Qual a importância de um plano de carreira para a construção de um sistema de avaliação que seja aceito por todos os educadores?
MANZI
O Chile teve a oportunidade de criar a avaliação antes mesmo de contar com uma carreira estruturada. Atualmente, o plano público de Educação apresenta apenas condições gerais de emprego e proteção de contrato - não prevê progressos na profissão. O máximo que os educadores recebem são ínfimos incrementos financeiros relacionados ao tempo de trabalho. São aumentos tão pequenos que o salário inicial e o do fim da jornada são muito próximos e nada atrativos. Dessa forma, os professores que não obtêm a certificação de excelência, só ganham os incrementos previstos por lei, se veem sem escolha: saem da sala de aula para assumir um cargo administrativo e ganhar mais. Aí está o mal. Mas temos um compromisso de apresentar em 2012 um projeto de lei de nova carreira.

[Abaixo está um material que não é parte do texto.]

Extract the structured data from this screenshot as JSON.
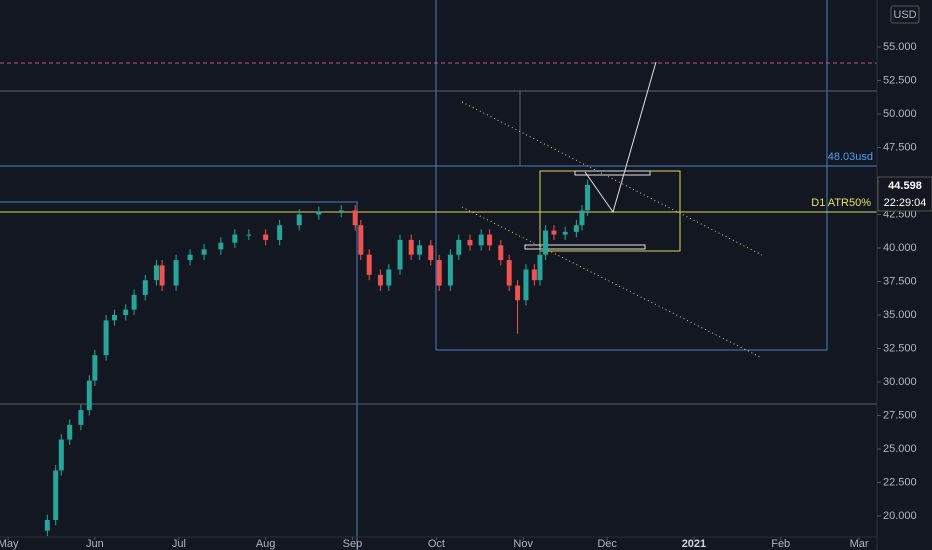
{
  "chart_data": {
    "type": "candlestick",
    "currency": "USD",
    "last_price": "44.598",
    "countdown": "22:29:04",
    "annotations": [
      "48.03usd",
      "D1 ATR50%"
    ],
    "up_color": "#26a69a",
    "down_color": "#ef5350",
    "x": [
      14,
      17,
      19,
      22,
      26,
      29,
      31,
      35,
      38,
      42,
      45,
      49,
      53,
      55,
      60,
      65,
      70,
      76,
      81,
      86,
      92,
      97,
      104,
      111,
      119,
      124,
      126,
      129,
      133,
      136,
      140,
      144,
      147,
      151,
      154,
      158,
      161,
      165,
      169,
      172,
      176,
      179,
      182,
      185,
      188,
      190,
      192,
      195,
      199,
      203,
      205,
      207
    ],
    "open": [
      18.9,
      19.7,
      23.4,
      25.7,
      26.8,
      27.9,
      30.1,
      32,
      34.6,
      35,
      35.4,
      36.5,
      37.6,
      38.7,
      37.2,
      39.1,
      39.5,
      39.9,
      40.4,
      41,
      41,
      40.6,
      41.7,
      42.5,
      42.7,
      42.8,
      41.7,
      39.5,
      38,
      37.2,
      38.4,
      40.6,
      39.5,
      40.2,
      39.1,
      37.2,
      39.5,
      40.6,
      40.2,
      41,
      40.2,
      39.1,
      37.2,
      36.1,
      38.4,
      37.6,
      39.5,
      41.3,
      41,
      41.2,
      41.7,
      42.8
    ],
    "high": [
      20.1,
      23.8,
      26.1,
      27.2,
      28.3,
      30.5,
      32.4,
      35.0,
      35.4,
      35.8,
      36.9,
      38.0,
      39.1,
      39.1,
      39.5,
      39.9,
      40.3,
      40.8,
      41.4,
      41.4,
      41.4,
      42.1,
      42.9,
      43.1,
      43.2,
      43.2,
      42.1,
      39.9,
      38.4,
      38.8,
      41.0,
      41.0,
      40.6,
      40.6,
      39.5,
      39.9,
      41.0,
      41.0,
      41.4,
      41.4,
      40.6,
      39.5,
      37.6,
      38.8,
      38.8,
      39.9,
      41.7,
      41.7,
      41.6,
      42.1,
      43.2,
      45.1
    ],
    "low": [
      18.5,
      19.3,
      23.0,
      25.3,
      26.4,
      27.5,
      29.7,
      31.6,
      34.2,
      34.6,
      35.0,
      36.1,
      37.2,
      36.8,
      36.8,
      38.7,
      39.1,
      39.5,
      40.0,
      40.6,
      40.2,
      40.2,
      41.3,
      42.1,
      42.3,
      41.3,
      39.1,
      37.6,
      36.8,
      36.8,
      38.0,
      39.1,
      39.1,
      38.7,
      36.8,
      36.8,
      39.1,
      39.8,
      39.8,
      39.8,
      38.7,
      36.8,
      33.6,
      35.7,
      37.2,
      37.2,
      39.1,
      40.6,
      40.6,
      40.8,
      41.3,
      42.4
    ],
    "close": [
      19.7,
      23.4,
      25.7,
      26.8,
      27.9,
      30.1,
      32,
      34.6,
      35,
      35.4,
      36.5,
      37.6,
      38.7,
      37.2,
      39.1,
      39.5,
      39.9,
      40.4,
      41,
      41,
      40.6,
      41.7,
      42.5,
      42.7,
      42.8,
      41.7,
      39.5,
      38,
      37.2,
      38.4,
      40.6,
      39.5,
      40.2,
      39.1,
      37.2,
      39.5,
      40.6,
      40.2,
      41,
      40.2,
      39.1,
      37.2,
      36.1,
      38.4,
      37.6,
      39.5,
      41.3,
      41,
      41.2,
      41.7,
      42.8,
      44.7
    ],
    "xlim": [
      -2.9,
      310.4
    ],
    "xticks": [
      {
        "value": 0,
        "label": "May"
      },
      {
        "value": 31,
        "label": "Jun"
      },
      {
        "value": 61,
        "label": "Jul"
      },
      {
        "value": 92,
        "label": "Aug"
      },
      {
        "value": 123,
        "label": "Sep"
      },
      {
        "value": 153,
        "label": "Oct"
      },
      {
        "value": 184,
        "label": "Nov"
      },
      {
        "value": 214,
        "label": "Dec"
      },
      {
        "value": 245,
        "label": "2021"
      },
      {
        "value": 276,
        "label": "Feb"
      },
      {
        "value": 304,
        "label": "Mar"
      }
    ],
    "ylim": [
      18.43,
      58.51
    ],
    "yticks": [
      {
        "value": 20,
        "label": "20.000"
      },
      {
        "value": 22.5,
        "label": "22.500"
      },
      {
        "value": 25,
        "label": "25.000"
      },
      {
        "value": 27.5,
        "label": "27.500"
      },
      {
        "value": 30,
        "label": "30.000"
      },
      {
        "value": 32.5,
        "label": "32.500"
      },
      {
        "value": 35,
        "label": "35.000"
      },
      {
        "value": 37.5,
        "label": "37.500"
      },
      {
        "value": 40,
        "label": "40.000"
      },
      {
        "value": 42.5,
        "label": "42.500"
      },
      {
        "value": 45,
        "label": "45.000"
      },
      {
        "value": 47.5,
        "label": "47.500"
      },
      {
        "value": 50,
        "label": "50.000"
      },
      {
        "value": 52.5,
        "label": "52.500"
      },
      {
        "value": 55,
        "label": "55.000"
      }
    ]
  }
}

O que o Brasil pode aprender com a experiência chilena?
MANZI
Nenhum país deve copiar nosso sistema de avaliação docente na íntegra porque cada um tem uma realidade específica. No entanto, há elementos do nosso modelo que são básicos e podem ser replicados, entre eles a discussão sobre um padrão que mensure as características de um docente de qualidade. É preciso discutir o que é um bom profissional. Tendo referências para formá-lo, o país pode construir uma base para a avaliação.